阿部選手移籍によせて。

「旗頭」だな,と思います。


 「旗頭」,あるいはバンディエラという言葉は,キャリアをひとつのクラブで,というフットボーラーに使うべきだと思ってはいるけれど,プレー・スタイルや佇まいは2007シーズンから移籍加入してきた選手,などというものではありませんでした。実質的な意味において,すっかり浦和におけるバンディエラだ,と感じるのです。


 であれば,「旗頭」を送り出すような,そんな思いを持っています。


 すでにスポーツ・メディア各紙では報じられておりましたから,移籍はほぼ確定,クラブからの発表はほぼ時間の問題だろうと思っておりました。ではあるのですが,UKにおけるビザ取得はいささかハードルが高く(かつてウェストハム・ユナイテッド移籍,という話があった宮本選手や,チャールトン・アスレティックへの移籍が浮上したアレックス選手,彼らの移籍障壁がビザでありました。),ワールドカップ本戦でスターターとしてクレジットされたことがどのように評価されるか,と思っておりました。
 浦和からのリリースが出されたタイミングで,ちょっと阿部選手のことについて徒然に書いていこうかな,と思っています。


 ちょっと,時計の針を巻き戻してみて。


 浦和のユニフォームに,ささやかなスタンドアップ・カラーが復活したシーズンに,阿部選手は移籍加入してきました。それまでまとってきたユニフォーム,その印象が強過ぎたのでしょう,個人的なことを言えば,加入当初は「真紅な阿部選手」に対して不思議な感じを持っていたような気もします。
 でも,その不思議な感じは,ピッチから受ける印象によって,ポジティブなものへとかなり早い段階で上書きされていったように記憶しています。「現場監督」のようにチームを鼓舞しながら存在感を示していく,というタイプではないのですが,ひとつひとつのプレーに対する静かな気迫と言うのか,そんな要素がピッチから明確に伝わってくるタイプのフットボーラーであるように感じたのです。たとえば,阿部選手が相手ボール・ホルダーに対して仕掛けていくスライディングは,ギドのようにフィジカル面でのアドバンテージを存分に生かしたスライディングではないけれど,「気持ち」という部分では共通する部分を強く感じさせるものだったように思うのです。

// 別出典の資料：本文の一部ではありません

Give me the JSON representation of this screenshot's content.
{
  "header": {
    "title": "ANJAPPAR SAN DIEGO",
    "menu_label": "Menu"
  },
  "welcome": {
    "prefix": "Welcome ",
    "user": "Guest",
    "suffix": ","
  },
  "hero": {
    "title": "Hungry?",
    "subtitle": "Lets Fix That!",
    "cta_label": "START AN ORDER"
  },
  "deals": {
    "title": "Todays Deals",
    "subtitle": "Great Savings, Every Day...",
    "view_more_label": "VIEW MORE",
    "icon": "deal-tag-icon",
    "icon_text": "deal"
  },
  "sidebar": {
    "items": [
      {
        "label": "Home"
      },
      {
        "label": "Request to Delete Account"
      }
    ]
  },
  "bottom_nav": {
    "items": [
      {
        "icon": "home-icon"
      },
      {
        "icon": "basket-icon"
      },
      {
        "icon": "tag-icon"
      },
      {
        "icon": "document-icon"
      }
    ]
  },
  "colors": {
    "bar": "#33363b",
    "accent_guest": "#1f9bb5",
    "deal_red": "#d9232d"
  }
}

 反面で,「戦術的に」阿部選手の能力を生かし切れただろうか,と思うと,大きな疑問符を残してしまうのも確かです。むしろ,阿部選手のポリバレンスに大きく依存するような形で,戦術的な綻びを抑え込むような形だったように思っています。戦術的な部分でパッチを当てるのではなくて,阿部選手の持っている「個」を戦術的なパッチとして使っていた,というような。
 個人的には,2007シーズンは戦術的なチャレンジに踏み込むつもりなのかも知れない,と思っていました。ただ,戦術的なチャレンジを仕掛けるよりも,2006シーズンまでの戦術を踏襲し,安定性を重視する形でリーグ戦とACLを狙いに行く,という選択をしたように映ります。その選択は当然尊重すべきであって,ACLからFCWCへ,という道筋を切り開きもした。したけれど,「個」への依存度を強めていったのも確かかな,と感じています。阿部選手の持っている能力を,剥き出しでピッチに引き出すのではなくて,戦術的な基盤をしっかりと構築した状態で,彼のパフォーマンスを引き出せれば。仮定論,でしかありませんが,そんな仮定論をどうしても考えてしまうところが,いまでもあります。阿部選手で強く印象に残る,敗戦後のピッチでの姿。深々と,頭を下げたままの,あの姿。「勝たせてやれなくて,申し訳ない」という思いをどこかに抱えながら,あの姿を見つめていたな,と思い出します。


 ACL決勝後の,喜びを全身で表すかのような姿を見ることが,リーグ戦やカップ戦では叶わなかったけれど,その部分はレスター・シティのトップフライトへ貢献することで存分に見せてほしい,と思っています。「2部リーグ」と書いてしまうと,どこか地味な印象を与えもしますが,「オレたちのクラブ」という意識でチームを追い掛けられる,という意味では現在のプレミアシップよりも,むしろ好感できる要素も強いリーグ戦ではないかな,と思っています。
 イングランドの競技場,あの雰囲気と,中野田の雰囲気はどこか共通する部分があるはず。それほど違和感なく,ウォーカーのピッチに立てるのではないか,と思っています。


 “チャレンジ”なんて,控えめな言い方はらしいな,と思いつつ。
 背中でトップ・フライトへとチームを導いていってほしい。プレーでウォーカーに足を運んだひとたちに,“ABE”というフットボーラーの個性を見せ付けてほしい。浦和を追い掛けているひとたちを,オン・ザ・ピッチの,そしてギャップあるオフ・ザ・ピッチの姿で魅了したように。そう,思ってやみません。